Michigan Gov. Gretchen Whitmer is talking with the United Auto Workers and her state’s biggest automakers in an effort to stave off a strike, which is where she worries the negotiations over a new labor contract are headed.
“Any casual observer would recognize that there’s reason to be concerned about where it’s headed,” Whitmer said in an interview Thursday in Tokyo. Her trip is designed to promote commercial ties with Japan and visit companies important in the auto industry, including Toyota Motor Corp. and its two biggest suppliers, Denso and Aisin.
Whitmer said the union and Detroit’s legacy automakers — Ford Motor Co., General Motors Co. and Stellantis NV — should be able to forge a deal ahead of a Sept. 14 deadline that allows the companies to stay profitable while also boosting hourly employees’ pay.
“I’m talking with the leadership of the Big Three as well as the leadership of the UAW, hoping that they stay at the table and come up with an agreement that supports workers and averts a strike,” she said, noting it was “unclear” what more the state could do.
A strike by the 146,000 hourly workers at GM, Ford and Stellantis would cause an economic loss of more than $5 billion after just 10 days, according to a study by Anderson Economic Group, a Michigan-based consulting firm.

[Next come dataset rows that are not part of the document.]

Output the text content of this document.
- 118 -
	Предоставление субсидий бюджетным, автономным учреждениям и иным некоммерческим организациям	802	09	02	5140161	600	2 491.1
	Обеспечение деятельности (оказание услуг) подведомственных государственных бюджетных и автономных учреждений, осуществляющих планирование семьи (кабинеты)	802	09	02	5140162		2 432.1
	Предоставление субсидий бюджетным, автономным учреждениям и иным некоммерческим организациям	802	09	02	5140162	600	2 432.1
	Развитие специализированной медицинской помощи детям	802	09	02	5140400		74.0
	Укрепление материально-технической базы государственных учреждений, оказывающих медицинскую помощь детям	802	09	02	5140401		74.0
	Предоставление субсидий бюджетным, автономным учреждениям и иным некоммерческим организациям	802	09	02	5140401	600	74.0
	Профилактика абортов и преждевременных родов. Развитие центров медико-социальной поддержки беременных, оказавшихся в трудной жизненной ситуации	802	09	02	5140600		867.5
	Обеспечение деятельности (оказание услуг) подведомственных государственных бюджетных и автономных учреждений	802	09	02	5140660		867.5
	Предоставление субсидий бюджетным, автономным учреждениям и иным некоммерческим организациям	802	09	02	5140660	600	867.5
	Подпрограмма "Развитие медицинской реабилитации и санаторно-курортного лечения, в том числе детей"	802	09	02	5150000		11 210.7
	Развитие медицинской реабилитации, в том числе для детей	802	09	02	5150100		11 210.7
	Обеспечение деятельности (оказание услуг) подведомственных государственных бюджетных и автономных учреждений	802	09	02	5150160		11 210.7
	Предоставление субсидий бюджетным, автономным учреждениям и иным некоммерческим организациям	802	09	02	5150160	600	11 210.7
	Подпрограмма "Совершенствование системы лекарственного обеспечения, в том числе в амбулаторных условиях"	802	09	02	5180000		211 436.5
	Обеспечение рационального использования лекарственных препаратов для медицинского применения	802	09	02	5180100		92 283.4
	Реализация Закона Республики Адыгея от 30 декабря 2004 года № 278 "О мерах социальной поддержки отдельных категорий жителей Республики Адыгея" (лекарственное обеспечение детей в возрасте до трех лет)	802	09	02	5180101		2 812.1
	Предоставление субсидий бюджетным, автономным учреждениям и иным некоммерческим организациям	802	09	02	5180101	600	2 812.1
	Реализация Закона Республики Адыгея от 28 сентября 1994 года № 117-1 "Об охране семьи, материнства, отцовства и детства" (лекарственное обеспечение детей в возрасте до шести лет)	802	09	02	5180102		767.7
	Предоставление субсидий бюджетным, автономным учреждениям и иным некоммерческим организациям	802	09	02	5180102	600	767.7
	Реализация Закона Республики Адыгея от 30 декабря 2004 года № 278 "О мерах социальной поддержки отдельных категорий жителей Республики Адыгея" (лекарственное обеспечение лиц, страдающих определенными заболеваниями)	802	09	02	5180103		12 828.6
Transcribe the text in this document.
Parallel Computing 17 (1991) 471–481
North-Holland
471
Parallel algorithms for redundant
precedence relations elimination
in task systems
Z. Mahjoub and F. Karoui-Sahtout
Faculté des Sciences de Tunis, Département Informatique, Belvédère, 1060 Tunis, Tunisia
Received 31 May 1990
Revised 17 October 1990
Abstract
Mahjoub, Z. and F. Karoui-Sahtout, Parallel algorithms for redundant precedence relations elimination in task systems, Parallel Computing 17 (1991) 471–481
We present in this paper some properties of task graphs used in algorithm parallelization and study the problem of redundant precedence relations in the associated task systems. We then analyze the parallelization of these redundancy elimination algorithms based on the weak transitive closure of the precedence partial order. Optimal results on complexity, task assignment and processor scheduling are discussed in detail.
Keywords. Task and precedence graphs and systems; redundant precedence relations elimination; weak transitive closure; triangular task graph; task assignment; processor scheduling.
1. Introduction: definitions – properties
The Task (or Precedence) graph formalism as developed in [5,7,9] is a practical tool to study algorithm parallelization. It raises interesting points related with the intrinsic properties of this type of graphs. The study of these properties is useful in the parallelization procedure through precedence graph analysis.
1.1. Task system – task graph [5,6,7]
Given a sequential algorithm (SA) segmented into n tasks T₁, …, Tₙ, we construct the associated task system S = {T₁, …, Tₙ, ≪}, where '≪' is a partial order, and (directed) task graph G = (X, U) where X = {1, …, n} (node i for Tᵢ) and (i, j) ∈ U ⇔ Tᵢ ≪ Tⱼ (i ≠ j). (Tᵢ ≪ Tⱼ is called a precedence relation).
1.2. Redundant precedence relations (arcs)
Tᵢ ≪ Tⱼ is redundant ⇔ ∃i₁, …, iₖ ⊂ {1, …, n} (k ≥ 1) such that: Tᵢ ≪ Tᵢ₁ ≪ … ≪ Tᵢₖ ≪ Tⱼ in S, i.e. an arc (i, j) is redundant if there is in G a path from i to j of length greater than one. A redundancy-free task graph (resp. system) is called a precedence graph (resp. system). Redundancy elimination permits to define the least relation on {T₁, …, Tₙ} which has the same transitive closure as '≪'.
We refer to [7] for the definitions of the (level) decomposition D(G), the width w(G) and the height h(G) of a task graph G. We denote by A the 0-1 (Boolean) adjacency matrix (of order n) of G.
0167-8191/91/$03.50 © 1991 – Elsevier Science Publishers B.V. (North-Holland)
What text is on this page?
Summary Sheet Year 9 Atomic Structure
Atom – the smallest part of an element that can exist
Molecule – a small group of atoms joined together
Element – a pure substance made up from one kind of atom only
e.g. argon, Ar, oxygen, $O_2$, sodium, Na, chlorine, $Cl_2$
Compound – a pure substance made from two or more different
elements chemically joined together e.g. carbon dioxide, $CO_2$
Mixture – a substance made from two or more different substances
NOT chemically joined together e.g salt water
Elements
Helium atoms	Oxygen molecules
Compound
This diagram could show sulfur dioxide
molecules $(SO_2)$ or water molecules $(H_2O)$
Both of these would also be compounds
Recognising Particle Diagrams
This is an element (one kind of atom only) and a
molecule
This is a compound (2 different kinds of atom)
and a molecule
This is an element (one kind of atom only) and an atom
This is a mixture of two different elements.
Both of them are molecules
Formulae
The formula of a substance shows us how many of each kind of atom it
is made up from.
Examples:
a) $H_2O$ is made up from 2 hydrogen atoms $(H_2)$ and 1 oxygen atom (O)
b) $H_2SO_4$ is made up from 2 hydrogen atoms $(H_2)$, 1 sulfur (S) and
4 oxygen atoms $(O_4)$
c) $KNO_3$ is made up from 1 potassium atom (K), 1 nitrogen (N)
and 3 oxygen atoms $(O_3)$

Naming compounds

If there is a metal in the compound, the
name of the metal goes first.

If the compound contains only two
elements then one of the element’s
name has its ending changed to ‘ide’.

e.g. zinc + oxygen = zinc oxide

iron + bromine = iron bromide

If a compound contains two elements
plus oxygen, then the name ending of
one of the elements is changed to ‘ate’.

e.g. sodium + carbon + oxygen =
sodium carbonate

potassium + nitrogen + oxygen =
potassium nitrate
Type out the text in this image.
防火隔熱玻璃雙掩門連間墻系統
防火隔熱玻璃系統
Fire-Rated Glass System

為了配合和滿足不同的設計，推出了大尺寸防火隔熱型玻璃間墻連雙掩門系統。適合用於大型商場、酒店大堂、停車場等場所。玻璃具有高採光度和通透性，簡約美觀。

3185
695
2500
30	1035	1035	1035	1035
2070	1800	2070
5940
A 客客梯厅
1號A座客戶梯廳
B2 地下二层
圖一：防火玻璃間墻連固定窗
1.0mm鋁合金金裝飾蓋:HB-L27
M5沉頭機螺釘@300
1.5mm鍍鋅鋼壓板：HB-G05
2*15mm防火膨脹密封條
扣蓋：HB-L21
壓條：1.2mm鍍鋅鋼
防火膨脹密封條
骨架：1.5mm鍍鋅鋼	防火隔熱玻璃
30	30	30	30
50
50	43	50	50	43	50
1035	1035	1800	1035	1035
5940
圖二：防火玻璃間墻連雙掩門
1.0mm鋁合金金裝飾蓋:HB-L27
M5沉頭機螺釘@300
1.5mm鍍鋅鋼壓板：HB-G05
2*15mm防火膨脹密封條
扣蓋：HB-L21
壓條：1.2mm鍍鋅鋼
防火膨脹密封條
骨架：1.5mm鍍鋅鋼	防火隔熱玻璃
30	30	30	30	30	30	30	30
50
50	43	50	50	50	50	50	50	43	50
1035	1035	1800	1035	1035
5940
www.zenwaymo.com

That would fall heaviest on Michigan, which is highly dependent on the auto industry and related businesses for investment and jobs.
The union is demanding, among other things, a 46% pay raise across the board, as well as a 32-hour work week with 40 hours of pay. The carmakers say that would cost each of them more than $80 billion over four years and wipe out profits.
GM on Thursday provided a counteroffer to the UAW that includes a 10% wage increase for most employees. Ford last week proposed a 9% wage increase over four years.